Although it has got more difficult to donate, with set days and queues to hand on unwanted items, Robin Osterley said most people were still willing to wait to give their things away, rather than sell them.

He said there had been a steady stream of donations this week already. He simply wishes his members could have stayed open throughout lockdown, like supermarkets.

"People have been sitting on piles of clothes for a long time, and we are grateful they have been doing that.

"For us it's been more frustrating to be classed as non-essential retail.
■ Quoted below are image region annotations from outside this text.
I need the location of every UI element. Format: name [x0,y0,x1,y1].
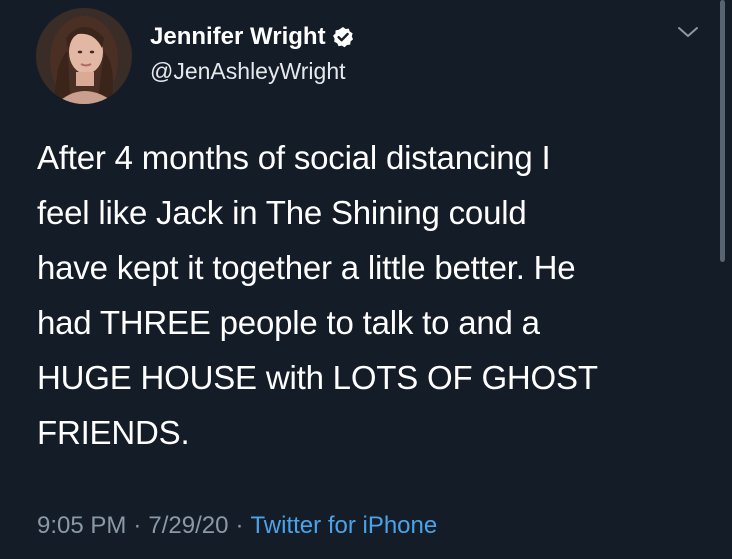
tweet-text: After 4 months of social distancing I fe… [37,130,687,460]
author-handle[interactable]: @JenAshleyWright [150,58,346,85]
tweet-text-line: HUGE HOUSE with LOTS OF GHOST [37,359,598,396]
scrollbar[interactable] [720,0,725,262]
tweet-meta: 9:05 PM · 7/29/20 · Twitter for iPhone [37,512,437,540]
tweet-time[interactable]: 9:05 PM [37,512,126,540]
avatar-photo [36,8,132,104]
author-name-row[interactable]: Jennifer Wright [150,22,354,52]
tweet-text-line: have kept it together a little better. H… [37,249,576,286]
tweet-date[interactable]: 7/29/20 [148,512,228,540]
tweet-text-line: FRIENDS. [37,414,190,451]
chevron-down-icon[interactable] [676,24,700,40]
tweet-source-link[interactable]: Twitter for iPhone [250,512,437,540]
tweet-card: Jennifer Wright @JenAshleyWright After 4… [0,0,732,559]
tweet-text-line: feel like Jack in The Shining could [37,194,527,231]
meta-separator: · [133,512,142,539]
verified-badge-icon [332,26,354,48]
tweet-text-line: After 4 months of social distancing I [37,139,551,176]
display-name[interactable]: Jennifer Wright [150,23,326,51]
meta-separator: · [235,512,244,539]
tweet-text-line: had THREE people to talk to and a [37,304,540,341]
avatar[interactable] [36,8,132,104]
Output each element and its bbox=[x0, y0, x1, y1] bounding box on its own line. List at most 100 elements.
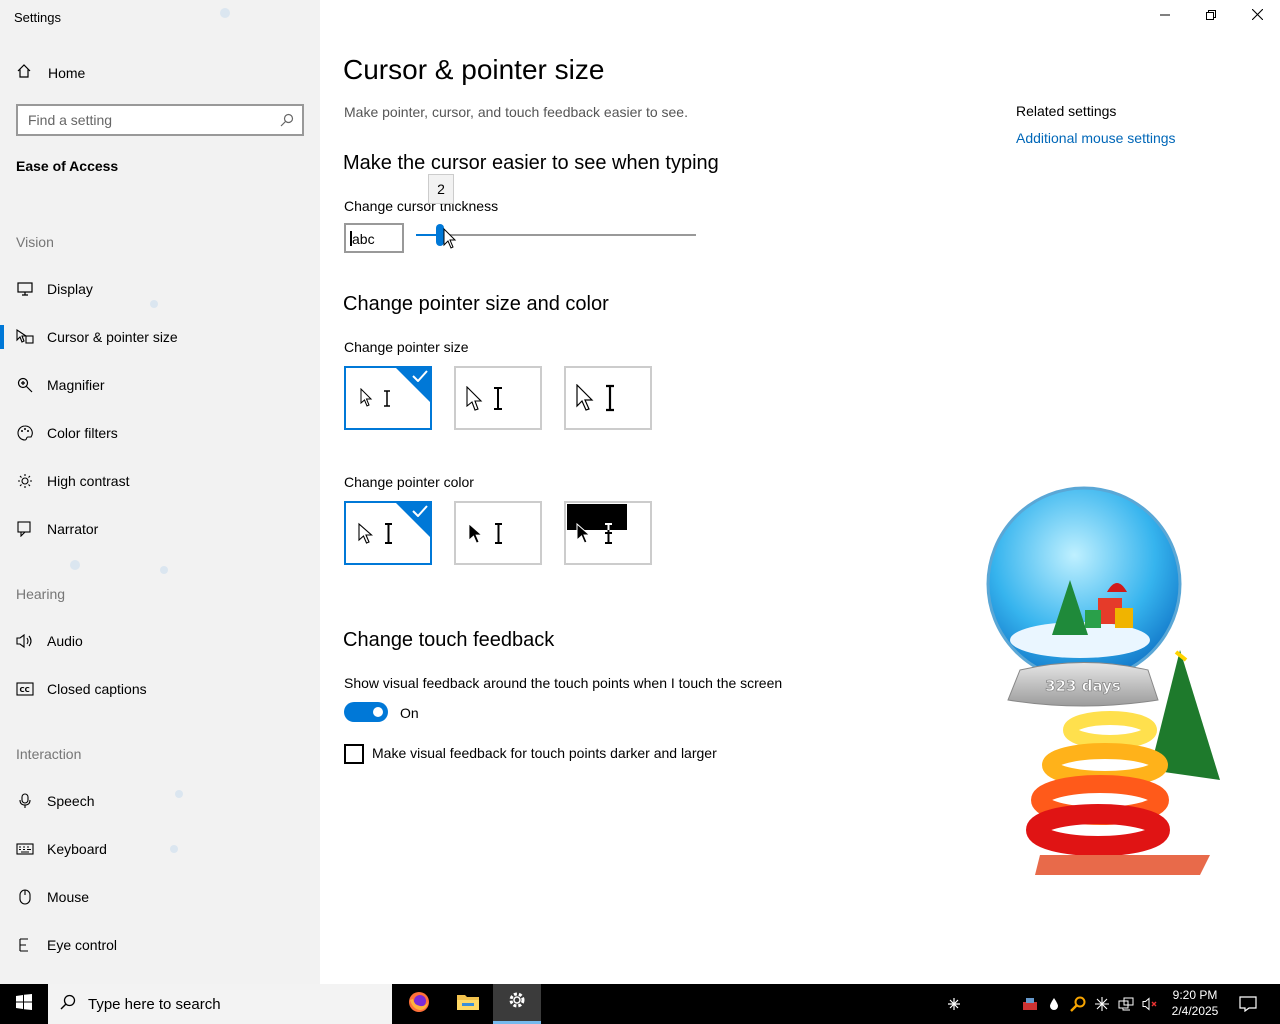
taskbar-settings[interactable] bbox=[493, 984, 541, 1024]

We feel we are very much essential."

His organisation is keen to stress the contribution charity shops make to UK life, listing their presence on struggling high streets, the volunteering skills people can earn, as well as the cash boost to hundreds of good causes.

Last year, a government committee warned that the funding gap left by closing charity shops would create irreparable damage to the sector.

Its survival will rely on the support of shoppers and droppers alike.

Ms Tilson, in Stockport, said charity shops weren't just about donations and bargains: "We also help those who want to come out for a chat, just to see us.

"It was so good to see regular customers when we opened. Who needs Primark anyway?"